Bracken admits she thinks one of the main reasons the University of Utah has prepared her for her degree is because “the U focuses more on STEM degrees” with more STEM-based clubs available to students, as well as research opportunities. However, some students don’t share the same trust Bracken has in her department.

A sophomore kinesiology major who decided to remain anonymous explained that they think the kinesiology department is having a hard time keeping up with the changes in athletic training careers. They said, “There is a lack of communication between the larger careers that are undergoing change and the individual colleges those resources to students, so there is a discrepancy between those changes and what the students have in their knowledge.”

That anonymous student went on to say it isn’t just the U that is struggling to keep up with the changes within the careers, and that it is also a national problem, yet “there are some universities that are keeping up with the changes and the U is trying to be at that level, but they just aren’t there yet.”

Another anonymous student within the film and media arts program believes the department must do more for the students. “If I’m trying to do a film in my backyard rather than doing edits in a professional background and knowing how to have the dialogue to talk to pitching shows, they don’t talk about that stuff.” She also explained that “some of the classes don’t feel as if they are preparing me for real life … they talk more about movies in the past and how to develop them rather than how the industry is changing in the future.”

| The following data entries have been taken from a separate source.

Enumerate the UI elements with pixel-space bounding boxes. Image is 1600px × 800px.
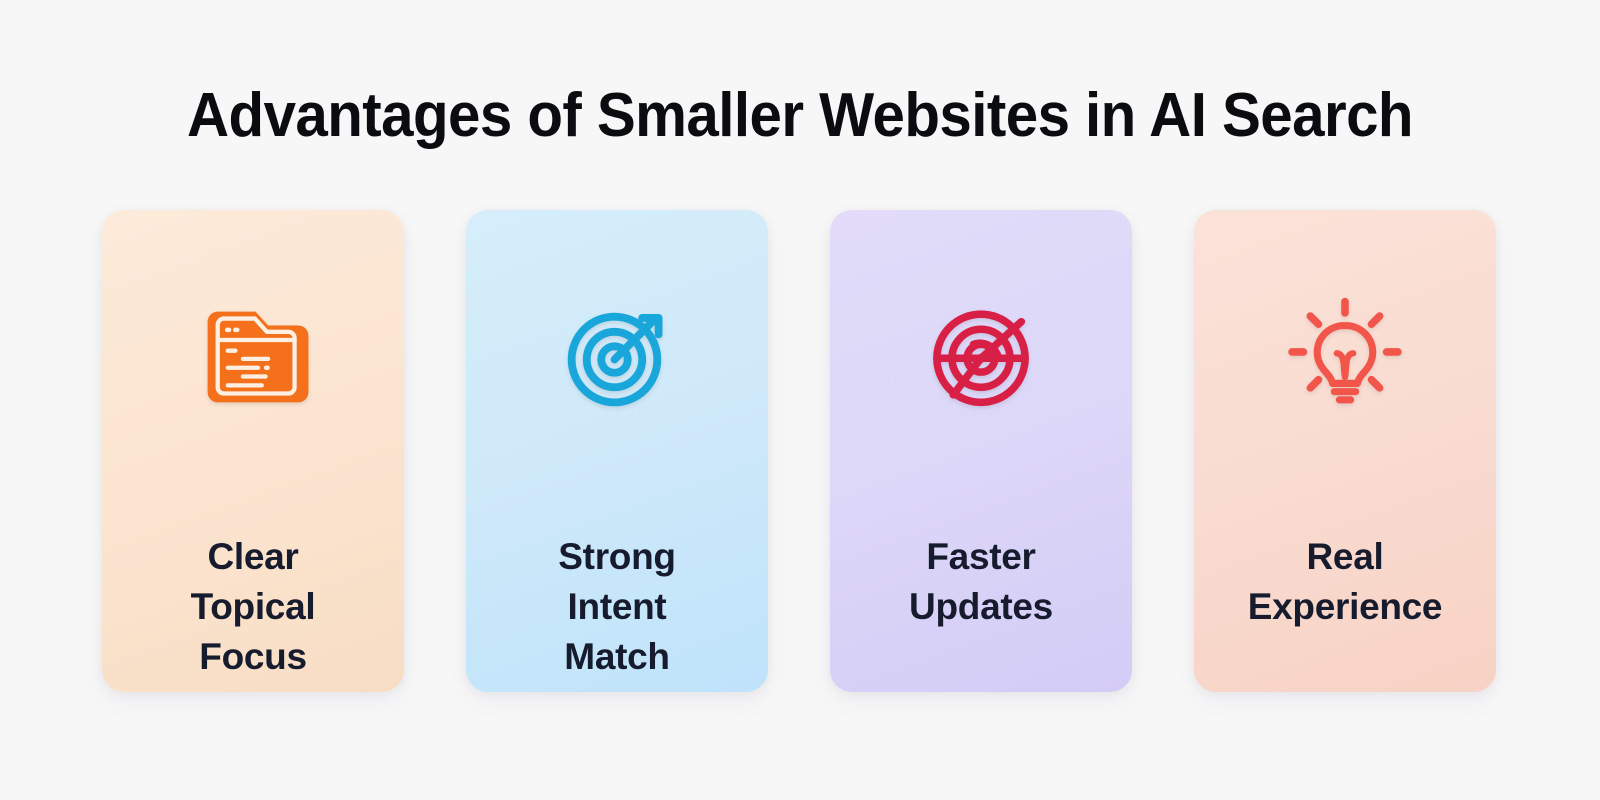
- target-arrow-icon: [552, 292, 682, 422]
- advantage-card-row: Clear Topical Focus Strong Intent Match: [102, 210, 1496, 692]
- advantage-card-faster-updates[interactable]: Faster Updates: [830, 210, 1132, 692]
- advantage-card-label: Faster Updates: [830, 532, 1132, 632]
- advantage-card-label: Clear Topical Focus: [102, 532, 404, 682]
- lightbulb-idea-icon: [1280, 292, 1410, 422]
- advantage-card-real-experience[interactable]: Real Experience: [1194, 210, 1496, 692]
- advantage-card-label: Real Experience: [1194, 532, 1496, 632]
- advantage-card-label: Strong Intent Match: [466, 532, 768, 682]
- page-title: Advantages of Smaller Websites in AI Sea…: [48, 78, 1552, 154]
- document-code-icon: [188, 292, 318, 422]
- advantage-card-strong-intent-match[interactable]: Strong Intent Match: [466, 210, 768, 692]
- radar-target-icon: [916, 292, 1046, 422]
- infographic-page: Advantages of Smaller Websites in AI Sea…: [0, 0, 1600, 800]
- advantage-card-clear-topical-focus[interactable]: Clear Topical Focus: [102, 210, 404, 692]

Senior biology student Amanda Currie said, “I feel that most of the classes are medically focused, as many students in my classes are pre-med. I want to go into conservation biology and there is only one conservation biology class.”

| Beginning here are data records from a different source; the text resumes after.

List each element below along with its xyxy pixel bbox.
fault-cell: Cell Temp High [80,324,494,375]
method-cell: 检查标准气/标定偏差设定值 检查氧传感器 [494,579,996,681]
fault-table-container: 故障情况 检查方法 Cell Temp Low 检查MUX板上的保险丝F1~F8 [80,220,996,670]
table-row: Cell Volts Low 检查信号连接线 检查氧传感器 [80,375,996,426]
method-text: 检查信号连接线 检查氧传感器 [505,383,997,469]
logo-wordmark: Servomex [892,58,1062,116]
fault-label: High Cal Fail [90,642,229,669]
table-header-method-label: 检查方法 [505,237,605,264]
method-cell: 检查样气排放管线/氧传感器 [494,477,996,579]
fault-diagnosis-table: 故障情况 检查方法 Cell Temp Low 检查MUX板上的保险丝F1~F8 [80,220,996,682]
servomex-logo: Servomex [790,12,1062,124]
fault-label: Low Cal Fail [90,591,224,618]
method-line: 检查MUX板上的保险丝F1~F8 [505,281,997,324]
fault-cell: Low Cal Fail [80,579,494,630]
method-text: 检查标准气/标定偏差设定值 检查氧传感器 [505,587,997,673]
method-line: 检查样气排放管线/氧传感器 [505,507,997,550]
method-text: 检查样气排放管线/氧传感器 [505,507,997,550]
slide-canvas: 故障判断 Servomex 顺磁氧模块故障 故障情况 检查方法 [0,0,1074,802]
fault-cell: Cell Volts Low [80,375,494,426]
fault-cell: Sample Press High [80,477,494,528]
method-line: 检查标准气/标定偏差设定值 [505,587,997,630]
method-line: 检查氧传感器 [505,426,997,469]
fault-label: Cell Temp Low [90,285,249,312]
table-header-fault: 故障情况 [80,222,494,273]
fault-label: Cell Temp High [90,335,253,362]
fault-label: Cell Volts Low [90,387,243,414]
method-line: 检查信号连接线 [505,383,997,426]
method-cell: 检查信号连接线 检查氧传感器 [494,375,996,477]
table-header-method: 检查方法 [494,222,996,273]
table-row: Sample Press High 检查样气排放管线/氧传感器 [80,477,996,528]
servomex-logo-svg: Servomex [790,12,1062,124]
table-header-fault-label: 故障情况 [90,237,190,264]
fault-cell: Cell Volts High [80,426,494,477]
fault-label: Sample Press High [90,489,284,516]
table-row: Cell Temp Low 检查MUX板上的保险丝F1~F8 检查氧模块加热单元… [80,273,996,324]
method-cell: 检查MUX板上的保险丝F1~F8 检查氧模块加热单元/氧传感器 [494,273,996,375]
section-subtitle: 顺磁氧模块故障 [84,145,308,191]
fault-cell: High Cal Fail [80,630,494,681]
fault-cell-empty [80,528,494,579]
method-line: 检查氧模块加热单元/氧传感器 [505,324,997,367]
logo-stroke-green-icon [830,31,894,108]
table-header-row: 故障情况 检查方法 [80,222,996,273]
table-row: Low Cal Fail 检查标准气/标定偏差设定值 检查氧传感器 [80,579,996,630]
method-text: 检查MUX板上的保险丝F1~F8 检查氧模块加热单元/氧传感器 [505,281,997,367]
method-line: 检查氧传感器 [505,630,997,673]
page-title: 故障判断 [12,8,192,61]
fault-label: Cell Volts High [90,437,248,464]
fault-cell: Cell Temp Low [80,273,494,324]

The outdoor spirit in Utah is a heavy factor in Currie’s choice of major, but her passion is not reflected in the biology department’s catalogue. “I think conservation biology should be especially important in Utah given that it has five national parks, much-protected wildland, and some of the most habitat diversity in the country,” she said. “I enjoy environmental and wildlife-type biology, but I feel that the U just doesn’t really offer what I am interested in.”

When asked if the biology major is geared towards the medical school, the assistant director of undergraduate studies and the chair of the curriculum committee in the biology department, Dr. Naina Phadnis, said, “Even though many of our students apply to healthcare-related fields, the major itself is not geared towards any one particular career. Our school of biology is huge and our faculty is made up of a broad and diverse group of scientists who study various aspects of life and its workings.” Continuing on, Dr. Phadnis stated the reason there is no conservation biology major at U is that “the goal of our major is to give students a broad knowledge experience that reflects the broad expertise of our faculty and also caters to students with diverse interest.”

Students who voiced concerns with their education come from an array of different majors, which seems to show that this isn’t an isolated feeling within one major in particular, but instead could be a university-wide concern. With talk of another recession looming over students soon to enter the job market, some students at the U are questioning if they are being offered an education that will help them secure a job in the not-so-distant but uncertain future.